[ANOTHER VIEW]Growing up abroad provides perspectivePeople say that the world is made up of what one knows. Every experience in life accumulates and we use them to analyze, draw conclusions about, and form judgments of the world we live in.
This is why parents are very conscious of increasing the opportunities for their children to broaden their experiences. Moving to another country is one such example.
For someone as active as myself, living in a whole new culture presented many challenges and lots of excitement. Looking back, my eight years as a teenager in the Philippines, where I now feel at home, had the greatest impact in my life, marking me permanently in Korea as an “overseas student.”
My first two years in the Philippines were not pleasant. I was admitted to school as a “special student,” participating only in classes that didn’t require English or Tagalog, such as math, physical education and music.

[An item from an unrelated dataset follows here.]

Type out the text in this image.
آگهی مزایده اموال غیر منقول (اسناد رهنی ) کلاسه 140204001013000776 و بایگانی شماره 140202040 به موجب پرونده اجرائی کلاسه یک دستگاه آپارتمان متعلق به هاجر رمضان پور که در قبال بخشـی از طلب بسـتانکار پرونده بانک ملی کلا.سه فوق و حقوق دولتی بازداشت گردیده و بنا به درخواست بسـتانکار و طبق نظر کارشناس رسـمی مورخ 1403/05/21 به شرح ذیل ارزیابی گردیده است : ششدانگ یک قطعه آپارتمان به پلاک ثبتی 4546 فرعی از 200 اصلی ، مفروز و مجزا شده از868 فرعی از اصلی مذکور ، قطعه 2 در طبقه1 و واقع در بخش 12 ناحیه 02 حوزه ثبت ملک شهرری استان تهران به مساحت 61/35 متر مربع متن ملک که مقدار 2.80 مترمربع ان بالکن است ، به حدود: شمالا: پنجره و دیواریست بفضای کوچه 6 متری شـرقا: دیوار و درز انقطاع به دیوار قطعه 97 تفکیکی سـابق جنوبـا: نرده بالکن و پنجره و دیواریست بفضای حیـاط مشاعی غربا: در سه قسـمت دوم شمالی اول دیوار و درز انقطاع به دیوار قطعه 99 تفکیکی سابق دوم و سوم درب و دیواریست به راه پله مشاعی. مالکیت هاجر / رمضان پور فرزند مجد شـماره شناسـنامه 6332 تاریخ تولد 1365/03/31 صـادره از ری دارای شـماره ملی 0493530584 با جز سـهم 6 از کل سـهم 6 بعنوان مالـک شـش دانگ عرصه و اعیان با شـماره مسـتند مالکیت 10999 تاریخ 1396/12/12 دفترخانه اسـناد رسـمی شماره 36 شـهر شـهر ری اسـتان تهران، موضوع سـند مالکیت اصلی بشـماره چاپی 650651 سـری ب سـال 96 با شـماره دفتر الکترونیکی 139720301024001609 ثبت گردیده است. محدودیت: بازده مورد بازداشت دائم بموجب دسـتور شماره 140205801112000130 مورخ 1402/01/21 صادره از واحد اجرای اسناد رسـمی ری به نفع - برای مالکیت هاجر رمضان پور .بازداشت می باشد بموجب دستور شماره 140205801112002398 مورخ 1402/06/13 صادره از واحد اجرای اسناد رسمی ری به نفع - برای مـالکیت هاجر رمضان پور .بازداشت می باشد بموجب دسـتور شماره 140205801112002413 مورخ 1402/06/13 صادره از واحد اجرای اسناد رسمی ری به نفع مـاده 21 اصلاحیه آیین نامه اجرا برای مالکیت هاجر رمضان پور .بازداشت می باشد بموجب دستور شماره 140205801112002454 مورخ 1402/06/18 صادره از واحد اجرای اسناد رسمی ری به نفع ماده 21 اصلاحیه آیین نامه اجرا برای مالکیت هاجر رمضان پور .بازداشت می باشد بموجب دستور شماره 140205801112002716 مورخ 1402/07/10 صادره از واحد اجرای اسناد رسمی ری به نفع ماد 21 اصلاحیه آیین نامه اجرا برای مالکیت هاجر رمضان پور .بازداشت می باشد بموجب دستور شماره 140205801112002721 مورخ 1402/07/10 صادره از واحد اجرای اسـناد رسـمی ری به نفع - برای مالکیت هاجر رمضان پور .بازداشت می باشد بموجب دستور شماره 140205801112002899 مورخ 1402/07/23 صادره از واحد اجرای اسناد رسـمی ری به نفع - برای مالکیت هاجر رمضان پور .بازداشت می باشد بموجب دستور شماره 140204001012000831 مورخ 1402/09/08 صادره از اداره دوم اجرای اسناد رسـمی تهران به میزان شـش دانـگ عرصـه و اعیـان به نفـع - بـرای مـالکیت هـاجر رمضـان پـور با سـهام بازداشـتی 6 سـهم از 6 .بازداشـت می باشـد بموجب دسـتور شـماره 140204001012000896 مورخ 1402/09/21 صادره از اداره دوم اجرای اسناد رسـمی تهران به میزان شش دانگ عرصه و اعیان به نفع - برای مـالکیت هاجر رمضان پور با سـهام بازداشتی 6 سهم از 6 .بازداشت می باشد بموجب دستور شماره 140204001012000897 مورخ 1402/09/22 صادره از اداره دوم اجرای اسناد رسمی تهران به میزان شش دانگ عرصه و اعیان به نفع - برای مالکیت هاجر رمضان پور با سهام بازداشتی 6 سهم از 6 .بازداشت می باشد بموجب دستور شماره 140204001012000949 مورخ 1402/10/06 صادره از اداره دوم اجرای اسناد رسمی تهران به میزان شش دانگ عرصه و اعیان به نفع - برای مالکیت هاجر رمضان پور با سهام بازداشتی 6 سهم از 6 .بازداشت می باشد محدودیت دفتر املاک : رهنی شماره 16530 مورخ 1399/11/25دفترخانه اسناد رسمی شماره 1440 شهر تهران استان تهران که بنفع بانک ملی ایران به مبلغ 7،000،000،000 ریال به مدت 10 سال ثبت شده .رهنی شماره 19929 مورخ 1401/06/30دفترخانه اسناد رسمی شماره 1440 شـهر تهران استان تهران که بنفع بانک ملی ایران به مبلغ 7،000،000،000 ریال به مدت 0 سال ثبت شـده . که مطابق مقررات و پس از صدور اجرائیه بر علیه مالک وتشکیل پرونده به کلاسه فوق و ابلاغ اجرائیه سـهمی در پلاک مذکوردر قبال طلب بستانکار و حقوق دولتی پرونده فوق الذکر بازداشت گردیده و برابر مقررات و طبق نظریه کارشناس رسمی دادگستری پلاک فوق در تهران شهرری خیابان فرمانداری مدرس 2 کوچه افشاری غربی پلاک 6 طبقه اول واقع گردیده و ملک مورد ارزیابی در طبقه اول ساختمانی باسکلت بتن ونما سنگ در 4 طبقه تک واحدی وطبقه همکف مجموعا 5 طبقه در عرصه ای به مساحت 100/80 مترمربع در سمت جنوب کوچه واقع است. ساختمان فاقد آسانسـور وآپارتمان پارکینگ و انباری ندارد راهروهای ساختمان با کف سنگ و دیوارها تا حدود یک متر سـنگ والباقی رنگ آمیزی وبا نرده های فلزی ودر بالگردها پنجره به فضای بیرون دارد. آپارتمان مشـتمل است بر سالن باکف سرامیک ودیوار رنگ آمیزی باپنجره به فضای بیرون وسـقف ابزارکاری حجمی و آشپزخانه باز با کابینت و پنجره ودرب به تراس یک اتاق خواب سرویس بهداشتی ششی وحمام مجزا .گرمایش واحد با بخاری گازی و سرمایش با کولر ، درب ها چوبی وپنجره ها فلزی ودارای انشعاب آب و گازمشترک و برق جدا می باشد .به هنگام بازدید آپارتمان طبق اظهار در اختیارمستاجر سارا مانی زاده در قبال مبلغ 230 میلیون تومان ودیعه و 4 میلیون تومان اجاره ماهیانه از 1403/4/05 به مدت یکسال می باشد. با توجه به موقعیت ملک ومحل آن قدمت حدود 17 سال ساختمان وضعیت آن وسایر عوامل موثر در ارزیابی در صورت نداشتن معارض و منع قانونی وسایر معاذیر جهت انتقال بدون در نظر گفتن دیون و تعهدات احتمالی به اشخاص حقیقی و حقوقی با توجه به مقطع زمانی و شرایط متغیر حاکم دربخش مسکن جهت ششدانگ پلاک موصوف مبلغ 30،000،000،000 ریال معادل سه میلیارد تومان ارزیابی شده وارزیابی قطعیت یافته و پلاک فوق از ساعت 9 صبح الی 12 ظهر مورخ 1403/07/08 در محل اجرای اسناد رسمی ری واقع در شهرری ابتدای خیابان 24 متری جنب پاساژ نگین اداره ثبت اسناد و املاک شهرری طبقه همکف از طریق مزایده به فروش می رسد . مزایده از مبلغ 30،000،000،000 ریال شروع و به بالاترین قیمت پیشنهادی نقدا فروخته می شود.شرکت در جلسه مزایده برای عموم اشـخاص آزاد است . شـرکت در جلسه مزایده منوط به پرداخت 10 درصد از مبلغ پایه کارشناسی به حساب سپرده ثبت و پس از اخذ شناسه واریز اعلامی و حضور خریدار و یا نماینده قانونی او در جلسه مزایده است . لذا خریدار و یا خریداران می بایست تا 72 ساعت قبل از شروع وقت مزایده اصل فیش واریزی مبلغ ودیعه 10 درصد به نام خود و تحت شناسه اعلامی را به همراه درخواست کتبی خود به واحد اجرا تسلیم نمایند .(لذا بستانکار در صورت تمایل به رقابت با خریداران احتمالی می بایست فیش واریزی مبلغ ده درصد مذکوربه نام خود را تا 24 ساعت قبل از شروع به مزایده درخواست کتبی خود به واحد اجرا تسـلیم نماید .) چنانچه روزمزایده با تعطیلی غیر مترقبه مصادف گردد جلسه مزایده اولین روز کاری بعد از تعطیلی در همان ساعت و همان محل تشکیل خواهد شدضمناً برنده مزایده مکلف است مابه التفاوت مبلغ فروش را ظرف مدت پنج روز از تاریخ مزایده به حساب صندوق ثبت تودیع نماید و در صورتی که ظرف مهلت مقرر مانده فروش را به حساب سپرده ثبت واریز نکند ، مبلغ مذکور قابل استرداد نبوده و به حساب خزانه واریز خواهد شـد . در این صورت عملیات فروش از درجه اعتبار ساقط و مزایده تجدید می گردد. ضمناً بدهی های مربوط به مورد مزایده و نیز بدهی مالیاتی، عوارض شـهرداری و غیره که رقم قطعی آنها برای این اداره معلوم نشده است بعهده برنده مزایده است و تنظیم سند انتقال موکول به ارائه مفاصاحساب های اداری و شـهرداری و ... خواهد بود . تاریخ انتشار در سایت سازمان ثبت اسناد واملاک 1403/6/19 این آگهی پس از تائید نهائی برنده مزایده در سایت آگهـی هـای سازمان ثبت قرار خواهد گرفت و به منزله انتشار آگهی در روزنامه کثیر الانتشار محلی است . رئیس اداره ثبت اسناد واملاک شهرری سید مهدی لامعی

My parents thought that studying in a local school rather than in an international one would be better in the long run because their daughters would always have friends to return to.
As a special student, I was indeed treated as special. No one wanted to hang around with someone who had a funny accent and didn’t understand their language.
That’s when I started comparing the different cultures and education systems of the two countries. I liked the carefree, participative and creative ways of learning in the Philippines but preferred the systematic and in-depth learning of math in Korea. I have always remained a Korean student who tries to be objective of things in both countries.
When I returned to Korea for college, I realized that people didn’t see me as an ordinary Korean student, nor did I feel comfortable being around other Korean students. Like others who lived abroad during their childhood, I felt like I was hanging in limbo, not fitting into any particular society. I felt more Korean than ever in the Philippines and felt more Filipino than ever in Korea.
In Korea, there was a whole new challenge of finding friends with similar backgrounds, with whom I could relate. There was gossip that people like me are “bimbos,” who can speak English well but have nothing in their heads.
Readjusting to my old ways wasn’t easy, but at least I got to see both the good and bad sides of this society, which ordinary Koreans probably fail to notice.
I eventually realized that I would always be an “overseas student,” regardless of where I am. I also figured that being treated slightly differently isn’t that bad. I now have two societies that I can analyze and form judgments from. My unique experiences in the Philippines and Korea widened my perspective and helped me remain objective. I learned this the hard way, but I definitely learned it.